Find the distance, in feet, a particle travels in its first 2 seconds of travel, if it moves according to the velocity equation v(t)= 6t2 − 18t + 12 (in feet/sec).
A. 4
B. 5
C. 6
D. -1
Please helpp, I'm struggling!
Thank you in advance for your help!
good guess.
To find the distance traveled in the first 2 seconds, we need to calculate the definite integral of the velocity function from 0 to 2.
The definite integral of the velocity function represents the area under the curve of the function, which gives us the displacement or distance traveled.

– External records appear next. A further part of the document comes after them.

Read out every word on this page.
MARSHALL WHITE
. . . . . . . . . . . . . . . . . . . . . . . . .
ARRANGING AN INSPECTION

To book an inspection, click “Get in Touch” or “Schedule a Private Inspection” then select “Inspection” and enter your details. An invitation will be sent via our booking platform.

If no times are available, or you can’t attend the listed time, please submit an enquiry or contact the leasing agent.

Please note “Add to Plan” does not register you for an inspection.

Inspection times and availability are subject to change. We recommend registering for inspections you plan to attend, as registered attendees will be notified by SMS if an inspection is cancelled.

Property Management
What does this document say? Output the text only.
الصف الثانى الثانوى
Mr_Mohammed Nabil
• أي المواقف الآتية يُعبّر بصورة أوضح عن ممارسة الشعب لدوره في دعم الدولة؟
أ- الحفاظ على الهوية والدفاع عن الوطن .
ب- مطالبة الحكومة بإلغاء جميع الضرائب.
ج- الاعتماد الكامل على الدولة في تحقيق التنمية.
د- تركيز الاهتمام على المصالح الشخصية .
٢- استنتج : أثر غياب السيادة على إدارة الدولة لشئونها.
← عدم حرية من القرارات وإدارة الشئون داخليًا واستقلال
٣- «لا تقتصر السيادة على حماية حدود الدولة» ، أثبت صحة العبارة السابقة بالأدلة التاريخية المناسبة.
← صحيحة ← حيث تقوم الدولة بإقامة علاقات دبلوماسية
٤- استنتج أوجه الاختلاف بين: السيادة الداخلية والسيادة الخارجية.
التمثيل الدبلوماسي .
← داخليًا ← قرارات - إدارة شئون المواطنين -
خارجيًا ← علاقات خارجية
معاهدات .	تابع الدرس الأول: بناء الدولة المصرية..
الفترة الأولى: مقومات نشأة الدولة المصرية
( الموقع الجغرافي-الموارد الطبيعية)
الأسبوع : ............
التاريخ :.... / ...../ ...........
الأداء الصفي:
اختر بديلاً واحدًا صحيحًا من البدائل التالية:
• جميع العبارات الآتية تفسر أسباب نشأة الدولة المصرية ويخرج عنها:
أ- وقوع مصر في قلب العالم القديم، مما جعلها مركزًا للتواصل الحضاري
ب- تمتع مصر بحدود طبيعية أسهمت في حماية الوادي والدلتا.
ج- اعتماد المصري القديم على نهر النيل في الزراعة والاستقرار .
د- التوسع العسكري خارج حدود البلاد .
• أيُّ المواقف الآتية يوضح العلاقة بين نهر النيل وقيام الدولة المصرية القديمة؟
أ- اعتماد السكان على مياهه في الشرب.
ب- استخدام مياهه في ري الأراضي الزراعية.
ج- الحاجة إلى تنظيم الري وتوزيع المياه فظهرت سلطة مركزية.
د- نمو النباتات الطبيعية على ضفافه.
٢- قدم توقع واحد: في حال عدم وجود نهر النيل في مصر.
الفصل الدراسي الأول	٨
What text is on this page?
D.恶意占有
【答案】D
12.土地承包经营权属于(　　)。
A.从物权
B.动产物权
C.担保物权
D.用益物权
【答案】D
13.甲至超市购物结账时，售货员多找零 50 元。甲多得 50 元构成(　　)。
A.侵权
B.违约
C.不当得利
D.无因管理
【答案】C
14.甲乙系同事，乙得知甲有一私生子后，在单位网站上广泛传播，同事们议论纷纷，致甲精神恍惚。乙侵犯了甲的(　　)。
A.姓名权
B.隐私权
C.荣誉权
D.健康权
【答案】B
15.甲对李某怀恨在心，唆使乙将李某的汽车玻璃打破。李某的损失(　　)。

To find the definite integral of the velocity function, we can use the power rule for integration.
The power rule states that the integral of x^n with respect to x is (x^(n+1))/(n+1), where n is any real number except -1.
Applying the power rule to each term of the velocity function, we get:
∫(6t^2 - 18t + 12) dt = (6/3) t^3 - (18/2) t^2 + (12/1) t + C
Simplifying this expression, we have:
2t^2 - 9t^2 + 12t + C
Evaluating the definite integral from 0 to 2, we substitute the upper and lower limits:
[2(2)^3 - 9(2)^2 + 12(2)] - [2(0)^3 - 9(0)^2 + 12(0)] = 16 - 36 + 24 - 0 = 4
Therefore, the particle travels a distance of 4 feet in its first 2 seconds of travel. Hence, the correct answer is option A.
v(t) = ds/dt
so, the distance s is
s(t) = ∫ v(t) dt = 2t^3 - 9t^2 + 12t
So, what do you think?
So I guess now that we have the integral, I substitute the t=2 into the equation, right?
I got and selected 4 after substituting t=2, but when I selected that one I got marked wrong...
I get 4 as well.
Better check for typos. Also, answer keys have been known to be wrong ...